The threat that can cause the most damage to a healthcare practice is the insider. This is an employee or other party that has a trust relationship with the practice and therefore enjoys access to sensitive and valuable data about patients and the practice business. The reason this kind of threat is the most dangerous is because these persons have access and can cause damage based on the authority you gave them. They frequently damage the practice without detection because they are operating within the guidelines associated with doing their job.
Verizon’s respected “2018 Data Breach Investigations Report” states that forty-three percent of data breaches reported by healthcare entities in 2018 originated externally, while 56 percent of incidents were attributed to insiders. So, well more than half of the breaches were from insiders but rarely do you see a healthcare organization devoting anywhere near half of its cybersecurity budget or other resources on this insidious threat.
There are two types of insider threats at play for most organizations.
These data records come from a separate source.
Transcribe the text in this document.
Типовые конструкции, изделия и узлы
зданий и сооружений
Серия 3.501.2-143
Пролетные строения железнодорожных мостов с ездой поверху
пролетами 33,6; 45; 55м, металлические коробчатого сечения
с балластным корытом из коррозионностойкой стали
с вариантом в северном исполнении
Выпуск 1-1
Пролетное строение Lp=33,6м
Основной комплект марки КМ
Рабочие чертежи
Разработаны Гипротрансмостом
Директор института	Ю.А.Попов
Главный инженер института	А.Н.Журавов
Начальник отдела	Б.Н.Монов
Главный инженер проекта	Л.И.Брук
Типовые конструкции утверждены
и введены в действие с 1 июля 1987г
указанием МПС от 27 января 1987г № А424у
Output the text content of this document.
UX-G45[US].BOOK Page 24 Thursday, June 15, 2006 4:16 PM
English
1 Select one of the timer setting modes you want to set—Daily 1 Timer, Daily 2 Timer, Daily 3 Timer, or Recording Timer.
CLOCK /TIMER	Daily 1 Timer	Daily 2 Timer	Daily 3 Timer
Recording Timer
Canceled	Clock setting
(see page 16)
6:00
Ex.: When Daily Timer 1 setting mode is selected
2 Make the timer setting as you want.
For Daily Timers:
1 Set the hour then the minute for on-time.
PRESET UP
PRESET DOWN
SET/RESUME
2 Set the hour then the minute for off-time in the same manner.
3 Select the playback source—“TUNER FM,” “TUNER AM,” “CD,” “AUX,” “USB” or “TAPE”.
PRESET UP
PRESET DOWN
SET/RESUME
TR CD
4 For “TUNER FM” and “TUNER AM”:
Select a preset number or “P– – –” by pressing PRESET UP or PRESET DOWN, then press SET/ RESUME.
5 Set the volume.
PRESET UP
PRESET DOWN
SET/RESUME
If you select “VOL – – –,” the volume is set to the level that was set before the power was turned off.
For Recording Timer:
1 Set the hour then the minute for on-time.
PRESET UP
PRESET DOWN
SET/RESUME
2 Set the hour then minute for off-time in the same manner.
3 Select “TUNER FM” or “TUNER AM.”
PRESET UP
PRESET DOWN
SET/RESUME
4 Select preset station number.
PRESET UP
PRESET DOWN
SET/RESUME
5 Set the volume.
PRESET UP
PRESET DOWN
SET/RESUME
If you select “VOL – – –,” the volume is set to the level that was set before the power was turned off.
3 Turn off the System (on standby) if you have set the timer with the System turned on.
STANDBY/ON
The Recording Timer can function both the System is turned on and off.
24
These two threats can be categorized as accidental and intentional.
Accidental insider damage is unintentional in nature and caused by a mistake, being tricked maliciously, operating outside of practice operational guidelines or perhaps negligence. Large amounts of damage can occur with the unintentional threat but it is not as a result of malicious intent.
Intentional damage, or the other hand, are activities knowingly conducted for the purpose of personal gain or inflicting harm to your practice. This could be a front desk check-in person that wants to make money selling your PHI to the dark web for financial compensation or a disgruntled nurse who was fired and takes a “scorched earth” assault on your production server.
Whether intentional or unintentional, insider threats can damage the healthcare practice irreparably.